As members of the the National Employment Savings Trust (NEST) pension fund save for their future, there is an onus on protecting and growing their money for many years to come.
With that in mind, NEST has developed an investment strategy that is focused on delivering better risk adjusted returns through investing in companies that are likely to create value in the long term.
Applying environmental, social and governance (ESG) criteria to investment decisions, helps deliver sustainable performance.
Because of the scale of the NEST scheme, which is set to become one of the UK’s largest pension funds, there is the opportunity to affect change by engaging with companies so that they are run more sustainably.
As well as improving environmental impacts, active ownership can encourage investee companies to be fair employers and to treat their staff decently – which leads to more sustainable and profitable businesses but it’s also in the best interests of members, who make up a large part of the UK workforce.
An innovative approach
Diandra Soobiah, Head of Responsible Investment at NEST says ESG is an important part of NEST’s investment approach because it can enhance risk-adjusted returns for members in the long term. “It also informs our approach to risk management, and completes the picture of risk across our investments,” she says.

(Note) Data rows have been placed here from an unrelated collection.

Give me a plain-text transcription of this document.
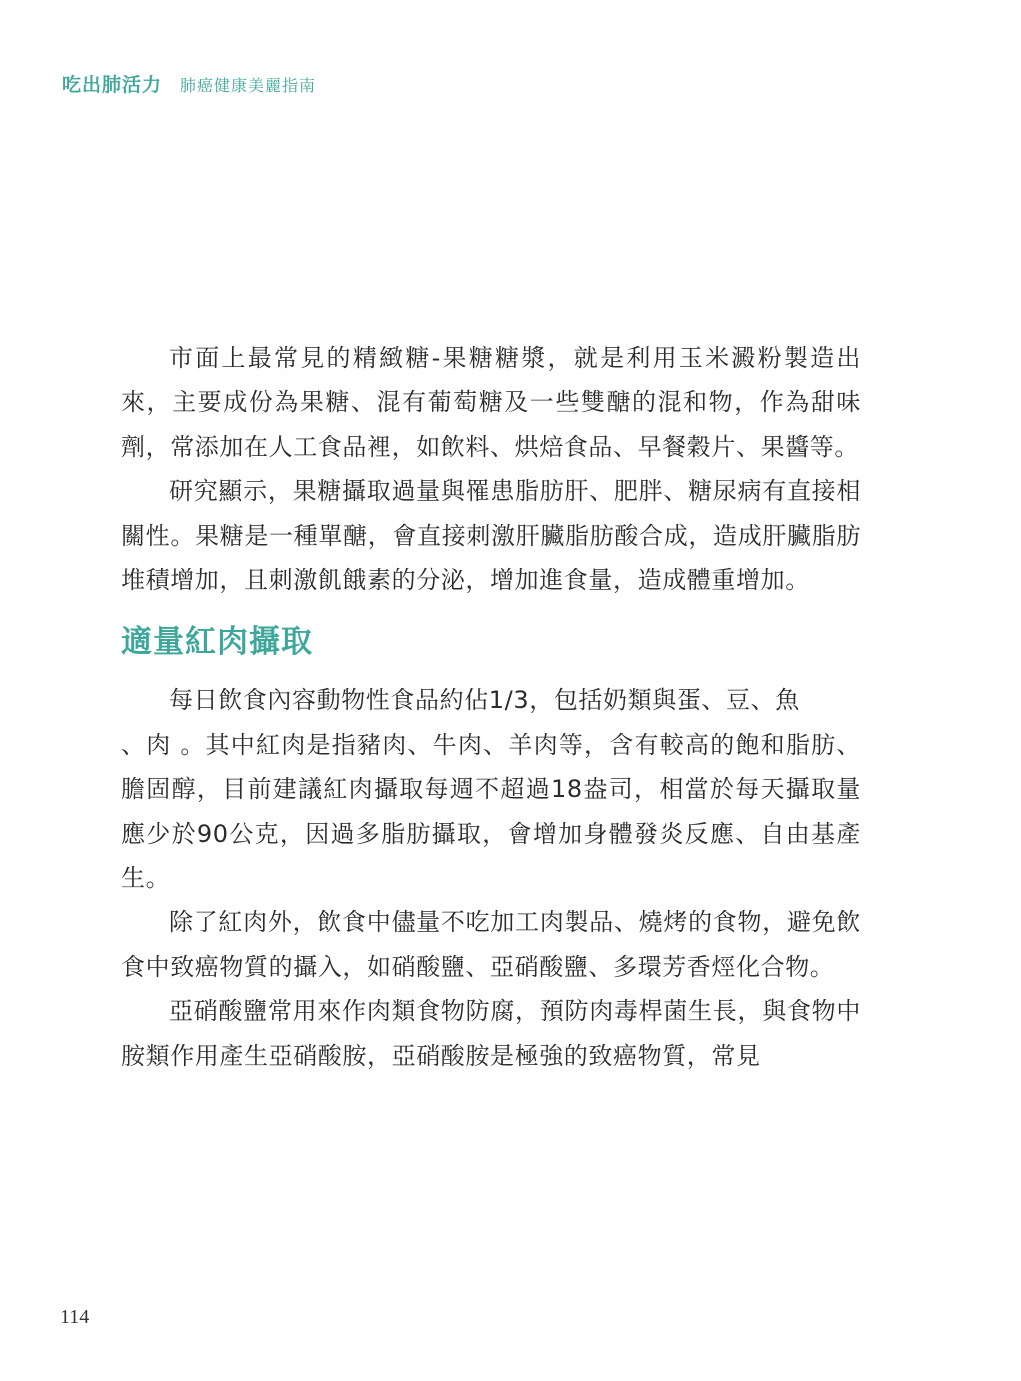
吃出肺活力 肺癌健康美麗指南

市面上最常見的精緻糖-果糖糖漿，就是利用玉米澱粉製造出來，主要成份為果糖、混有葡萄糖及一些雙醣的混和物，作為甜味劑，常添加在人工食品裡，如飲料、烘焙食品、早餐穀片、果醬等。

研究顯示，果糖攝取過量與罹患脂肪肝、肥胖、糖尿病有直接相關性。果糖是一種單醣，會直接刺激肝臟脂肪酸合成，造成肝臟脂肪堆積增加，且刺激飢餓素的分泌，增加進食量，造成體重增加。

適量紅肉攝取

每日飲食內容動物性食品約佔1/3，包括奶類與蛋、豆、魚

、肉 。其中紅肉是指豬肉、牛肉、羊肉等，含有較高的飽和脂肪、膽固醇，目前建議紅肉攝取每週不超過18盎司，相當於每天攝取量應少於90公克，因過多脂肪攝取，會增加身體發炎反應、自由基產生。

除了紅肉外，飲食中儘量不吃加工肉製品、燒烤的食物，避免飲食中致癌物質的攝入，如硝酸鹽、亞硝酸鹽、多環芳香烴化合物。

亞硝酸鹽常用來作肉類食物防腐，預防肉毒桿菌生長，與食物中胺類作用產生亞硝酸胺，亞硝酸胺是極強的致癌物質，常見

114
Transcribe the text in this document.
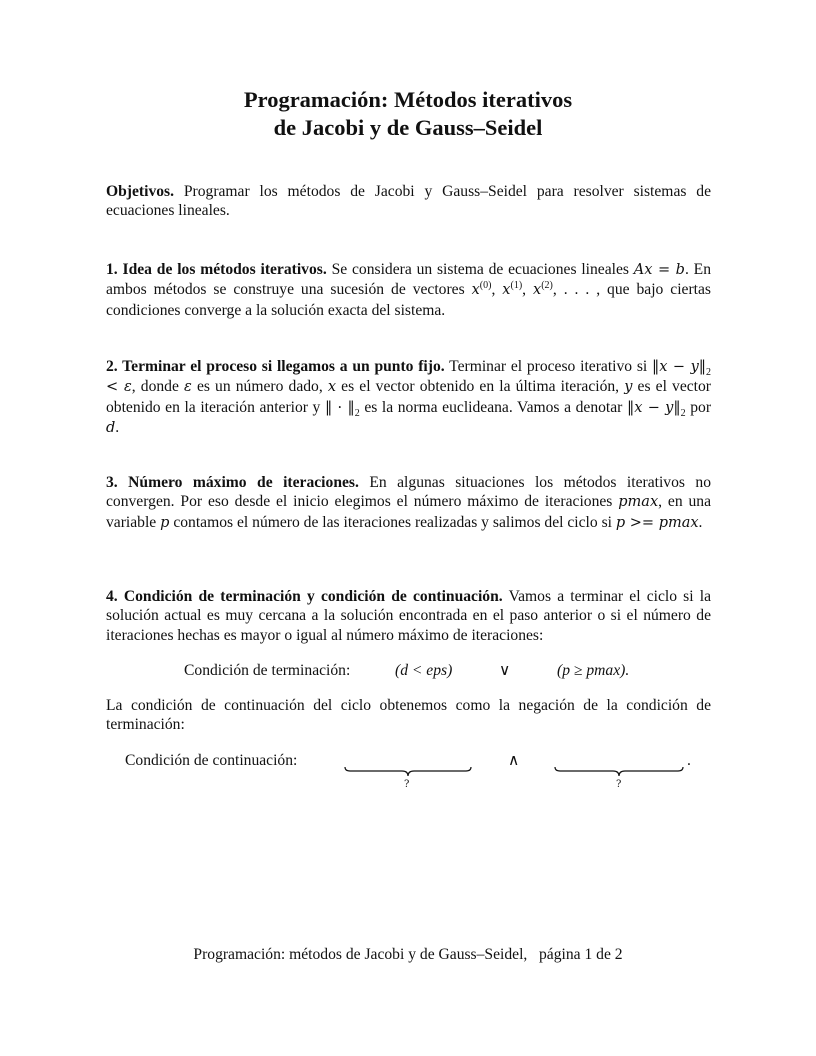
Programación: Métodos iterativos
de Jacobi y de Gauss–Seidel
Objetivos. Programar los métodos de Jacobi y Gauss–Seidel para resolver sistemas de ecuaciones lineales.
1. Idea de los métodos iterativos. Se considera un sistema de ecuaciones lineales Ax = b. En ambos métodos se construye una sucesión de vectores $x^{(0)}$, $x^{(1)}$, $x^{(2)}$, . . . , que bajo ciertas condiciones converge a la solución exacta del sistema.
2. Terminar el proceso si llegamos a un punto fijo. Terminar el proceso iterativo si ‖x − $y‖_2 < \varepsilon$, donde ε es un número dado, x es el vector obtenido en la última iteración, y es el vector obtenido en la iteración anterior y ‖ · $‖_2$ es la norma euclideana. Vamos a denotar ‖x − $y‖_2$ por d.
3. Número máximo de iteraciones. En algunas situaciones los métodos iterativos no convergen. Por eso desde el inicio elegimos el número máximo de iteraciones pmax, en una variable p contamos el número de las iteraciones realizadas y salimos del ciclo si p >= pmax.
4. Condición de terminación y condición de continuación. Vamos a terminar el ciclo si la solución actual es muy cercana a la solución encontrada en el paso anterior o si el número de iteraciones hechas es mayor o igual al número máximo de iteraciones:
Condición de terminación:	(d < eps)	∨	(p ≥ pmax).
La condición de continuación del ciclo obtenemos como la negación de la condición de terminación:
Condición de continuación:
?
∧
?
.
Programación: métodos de Jacobi y de Gauss–Seidel,   página 1 de 2
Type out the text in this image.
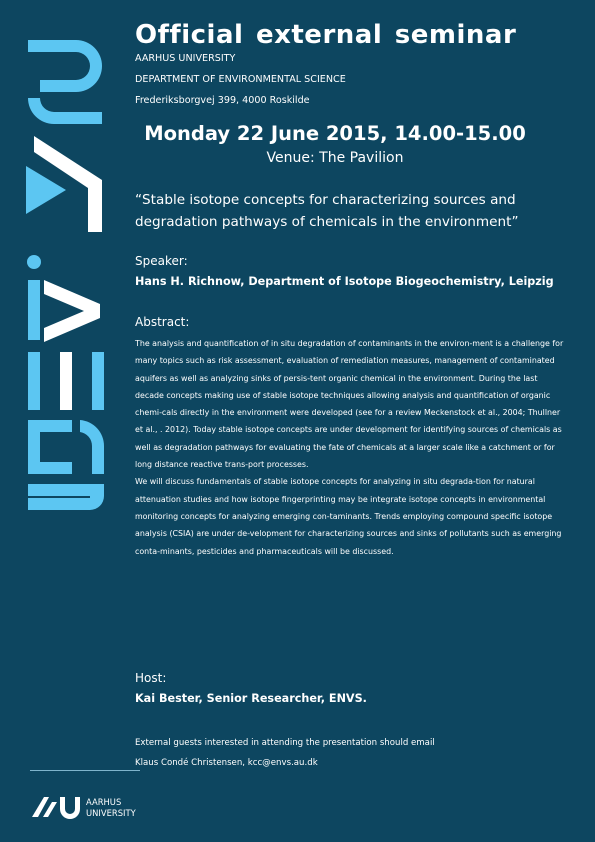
Official external seminar
AARHUS UNIVERSITY
DEPARTMENT OF ENVIRONMENTAL SCIENCE
Frederiksborgvej 399, 4000 Roskilde
Monday 22 June 2015, 14.00-15.00
Venue: The Pavilion
“Stable isotope concepts for characterizing sources and
degradation pathways of chemicals in the environment”
Speaker:
Hans H. Richnow, Department of Isotope Biogeochemistry, Leipzig
Abstract:

The analysis and quantification of in situ degradation of contaminants in the environ-ment is a challenge for many topics such as risk assessment, evaluation of remediation measures, management of contaminated aquifers as well as analyzing sinks of persis-tent organic chemical in the environment. During the last decade concepts making use of stable isotope techniques allowing analysis and quantification of organic chemi-cals directly in the environment were developed (see for a review Meckenstock et al., 2004; Thullner et al., . 2012). Today stable isotope concepts are under development for identifying sources of chemicals as well as degradation pathways for evaluating the fate of chemicals at a larger scale like a catchment or for long distance reactive trans-port processes.

We will discuss fundamentals of stable isotope concepts for analyzing in situ degrada-tion for natural attenuation studies and how isotope fingerprinting may be integrate isotope concepts in environmental monitoring concepts for analyzing emerging con-taminants. Trends employing compound specific isotope analysis (CSIA) are under de-velopment for characterizing sources and sinks of pollutants such as emerging conta-minants, pesticides and pharmaceuticals will be discussed.

Host:
Kai Bester, Senior Researcher, ENVS.
External guests interested in attending the presentation should email
Klaus Condé Christensen, kcc@envs.au.dk
AARHUS
UNIVERSITY
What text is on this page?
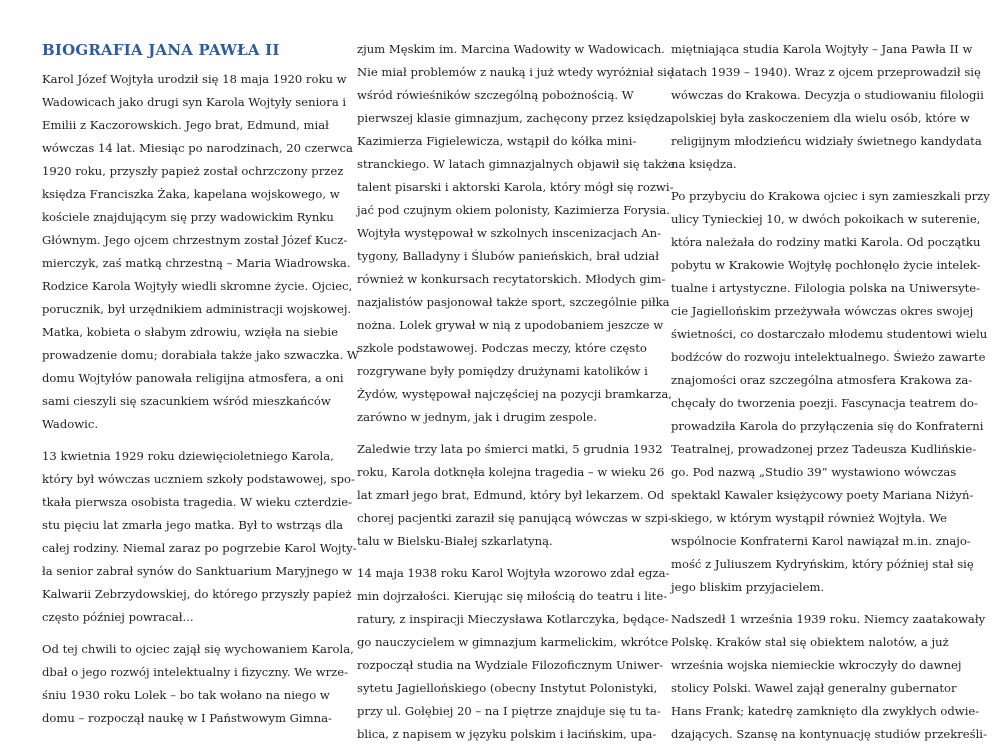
BIOGRAFIA JANA PAWŁA II

Karol Józef Wojtyła urodził się 18 maja 1920 roku w
Wadowicach jako drugi syn Karola Wojtyły seniora i
Emilii z Kaczorowskich. Jego brat, Edmund, miał
wówczas 14 lat. Miesiąc po narodzinach, 20 czerwca
1920 roku, przyszły papież został ochrzczony przez
księdza Franciszka Żaka, kapelana wojskowego, w
kościele znajdującym się przy wadowickim Rynku
Głównym. Jego ojcem chrzestnym został Józef Kucz-
mierczyk, zaś matką chrzestną – Maria Wiadrowska.
Rodzice Karola Wojtyły wiedli skromne życie. Ojciec,
porucznik, był urzędnikiem administracji wojskowej.
Matka, kobieta o słabym zdrowiu, wzięła na siebie
prowadzenie domu; dorabiała także jako szwaczka. W
domu Wojtyłów panowała religijna atmosfera, a oni
sami cieszyli się szacunkiem wśród mieszkańców
Wadowic.

13 kwietnia 1929 roku dziewięcioletniego Karola,
który był wówczas uczniem szkoły podstawowej, spo-
tkała pierwsza osobista tragedia. W wieku czterdzie-
stu pięciu lat zmarła jego matka. Był to wstrząs dla
całej rodziny. Niemal zaraz po pogrzebie Karol Wojty-
ła senior zabrał synów do Sanktuarium Maryjnego w
Kalwarii Zebrzydowskiej, do którego przyszły papież
często później powracał...

Od tej chwili to ojciec zajął się wychowaniem Karola,
dbał o jego rozwój intelektualny i fizyczny. We wrze-
śniu 1930 roku Lolek – bo tak wołano na niego w
domu – rozpoczął naukę w I Państwowym Gimna-

zjum Męskim im. Marcina Wadowity w Wadowicach.
Nie miał problemów z nauką i już wtedy wyróżniał się
wśród rówieśników szczególną pobożnością. W
pierwszej klasie gimnazjum, zachęcony przez księdza
Kazimierza Figielewicza, wstąpił do kółka mini-
stranckiego. W latach gimnazjalnych objawił się także
talent pisarski i aktorski Karola, który mógł się rozwi-
jać pod czujnym okiem polonisty, Kazimierza Forysia.
Wojtyła występował w szkolnych inscenizacjach An-
tygony, Balladyny i Ślubów panieńskich, brał udział
również w konkursach recytatorskich. Młodych gim-
nazjalistów pasjonował także sport, szczególnie piłka
nożna. Lolek grywał w nią z upodobaniem jeszcze w
szkole podstawowej. Podczas meczy, które często
rozgrywane były pomiędzy drużynami katolików i
Żydów, występował najczęściej na pozycji bramkarza,
zarówno w jednym, jak i drugim zespole.

Zaledwie trzy lata po śmierci matki, 5 grudnia 1932
roku, Karola dotknęła kolejna tragedia – w wieku 26
lat zmarł jego brat, Edmund, który był lekarzem. Od
chorej pacjentki zaraził się panującą wówczas w szpi-
talu w Bielsku-Białej szkarlatyną.

14 maja 1938 roku Karol Wojtyła wzorowo zdał egza-
min dojrzałości. Kierując się miłością do teatru i lite-
ratury, z inspiracji Mieczysława Kotlarczyka, będące-
go nauczycielem w gimnazjum karmelickim, wkrótce
rozpoczął studia na Wydziale Filozoficznym Uniwer-
sytetu Jagiellońskiego (obecny Instytut Polonistyki,
przy ul. Gołębiej 20 – na I piętrze znajduje się tu ta-
blica, z napisem w języku polskim i łacińskim, upa-

miętniająca studia Karola Wojtyły – Jana Pawła II w
latach 1939 – 1940). Wraz z ojcem przeprowadził się
wówczas do Krakowa. Decyzja o studiowaniu filologii
polskiej była zaskoczeniem dla wielu osób, które w
religijnym młodzieńcu widziały świetnego kandydata
na księdza.

Po przybyciu do Krakowa ojciec i syn zamieszkali przy
ulicy Tynieckiej 10, w dwóch pokoikach w suterenie,
która należała do rodziny matki Karola. Od początku
pobytu w Krakowie Wojtyłę pochłonęło życie intelek-
tualne i artystyczne. Filologia polska na Uniwersyte-
cie Jagiellońskim przeżywała wówczas okres swojej
świetności, co dostarczało młodemu studentowi wielu
bodźców do rozwoju intelektualnego. Świeżo zawarte
znajomości oraz szczególna atmosfera Krakowa za-
chęcały do tworzenia poezji. Fascynacja teatrem do-
prowadziła Karola do przyłączenia się do Konfraterni
Teatralnej, prowadzonej przez Tadeusza Kudlińskie-
go. Pod nazwą „Studio 39” wystawiono wówczas
spektakl Kawaler księżycowy poety Mariana Niżyń-
skiego, w którym wystąpił również Wojtyła. We
wspólnocie Konfraterni Karol nawiązał m.in. znajo-
mość z Juliuszem Kydryńskim, który później stał się
jego bliskim przyjacielem.

Nadszedł 1 września 1939 roku. Niemcy zaatakowały
Polskę. Kraków stał się obiektem nalotów, a już
września wojska niemieckie wkroczyły do dawnej
stolicy Polski. Wawel zajął generalny gubernator
Hans Frank; katedrę zamknięto dla zwykłych odwie-
dzających. Szansę na kontynuację studiów przekreśli-
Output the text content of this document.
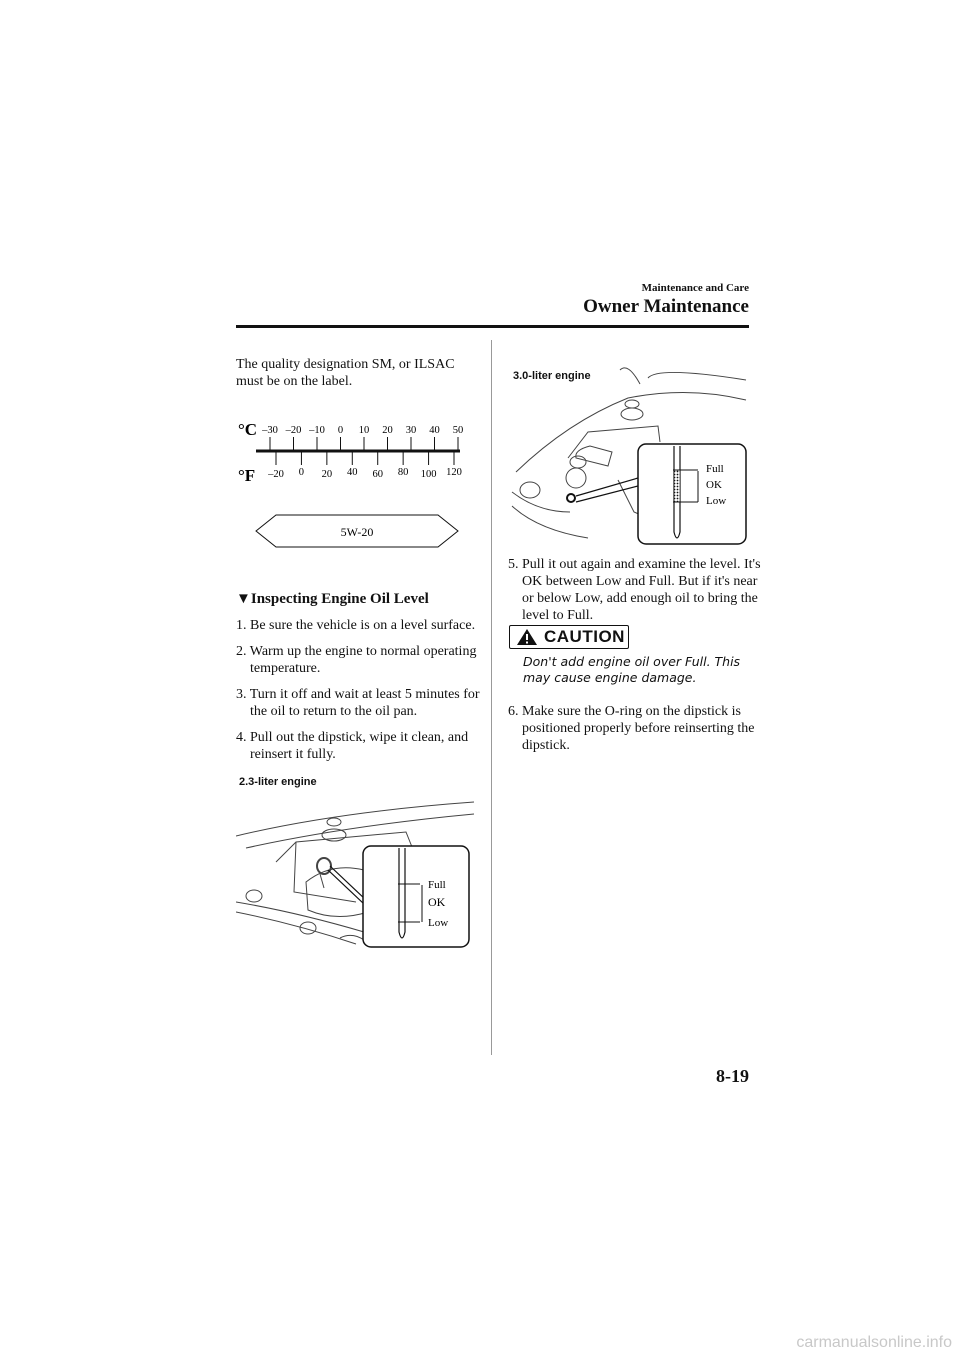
Maintenance and Care
Owner Maintenance
The quality designation SM, or ILSAC must be on the label.
°C
°F
–30 –20 –10 0 10 20 30 40 50
–20 0 20 40 60 80 100 120
5W-20
▼Inspecting Engine Oil Level
1. Be sure the vehicle is on a level surface.
2. Warm up the engine to normal operating temperature.
3. Turn it off and wait at least 5 minutes for the oil to return to the oil pan.
4. Pull out the dipstick, wipe it clean, and reinsert it fully.
2.3-liter engine
Full
OK
Low
3.0-liter engine
Full
OK
Low
5. Pull it out again and examine the level. It's OK between Low and Full. But if it's near or below Low, add enough oil to bring the level to Full.
CAUTION
Don't add engine oil over Full. This may cause engine damage.
6. Make sure the O-ring on the dipstick is positioned properly before reinserting the dipstick.
8-19
carmanualsonline.info
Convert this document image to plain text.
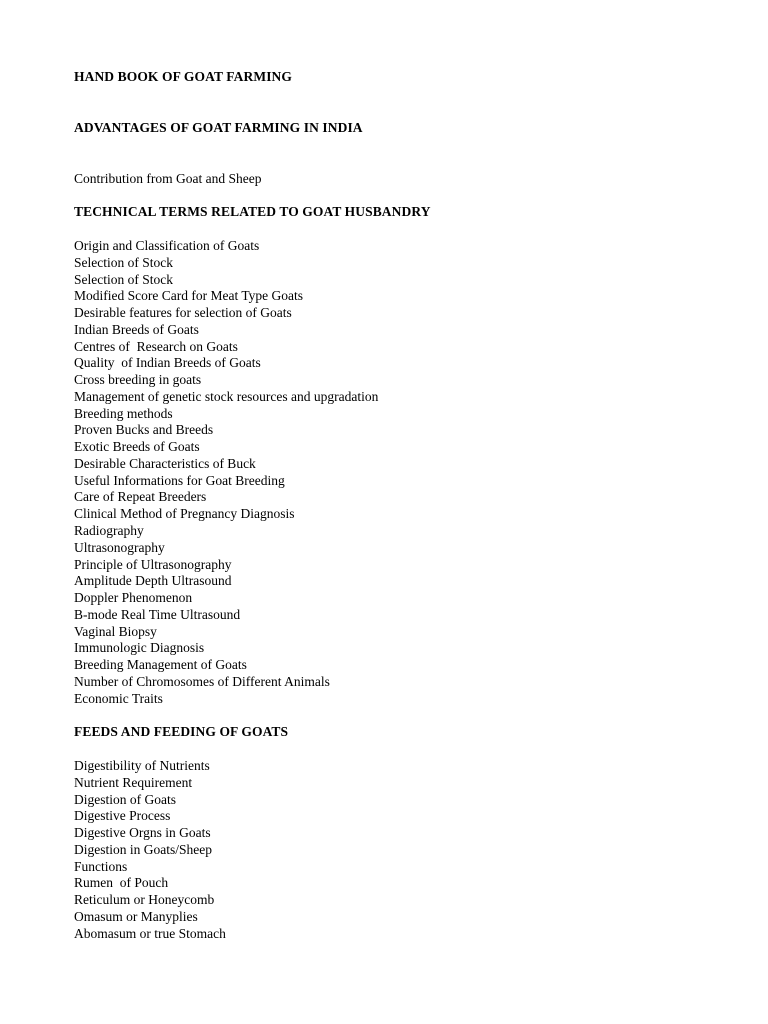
HAND BOOK OF GOAT FARMING
ADVANTAGES OF GOAT FARMING IN INDIA
Contribution from Goat and Sheep
TECHNICAL TERMS RELATED TO GOAT HUSBANDRY
Origin and Classification of Goats
Selection of Stock
Selection of Stock
Modified Score Card for Meat Type Goats
Desirable features for selection of Goats
Indian Breeds of Goats
Centres of  Research on Goats
Quality  of Indian Breeds of Goats
Cross breeding in goats
Management of genetic stock resources and upgradation
Breeding methods
Proven Bucks and Breeds
Exotic Breeds of Goats
Desirable Characteristics of Buck
Useful Informations for Goat Breeding
Care of Repeat Breeders
Clinical Method of Pregnancy Diagnosis
Radiography
Ultrasonography
Principle of Ultrasonography
Amplitude Depth Ultrasound
Doppler Phenomenon
B-mode Real Time Ultrasound
Vaginal Biopsy
Immunologic Diagnosis
Breeding Management of Goats
Number of Chromosomes of Different Animals
Economic Traits
FEEDS AND FEEDING OF GOATS
Digestibility of Nutrients
Nutrient Requirement
Digestion of Goats
Digestive Process
Digestive Orgns in Goats
Digestion in Goats/Sheep
Functions
Rumen  of Pouch
Reticulum or Honeycomb
Omasum or Manyplies
Abomasum or true Stomach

“NEST is a long-term investor and ESG risks tend to play out over longer term time frames, and this sits well with us having a young age profile of members,” she adds.
Soobiah says the move to implement a strong programme in this space was undertaken after gaining a clear understanding of what the NEST membership’s expectations are when it comes to how its money is invested.
“The research that we’ve done recently also backs up the assertion that ESG factors are something that our members would expect us to consider as part of managing money on their behalf,” says Soobiah.
A key aspect of NEST’s approach to ESG is a willingness to take the lead and push boundaries. “NEST always tries to be innovative in the way that we’ve incorporated ESG across our investment approach,” says Soobiah.
She cites the example of the launch of NEST’s climate aware fund. “This fund seeks to manage climate risks and opportunities on behalf of members, within their equity allocation.
“The fund allows us to tilt away from companies that are most at risk from climate change and invest more in those companies that are transitioning to a low carbon economy. We’ve also invested in a new ESG aware commodities fund and ESG forms a really important part of the investment strategy,” she says.
Soobiah says the approach enabled NEST to exclude sectors such as uranium, thermal coal and palm oil from the commodities investment.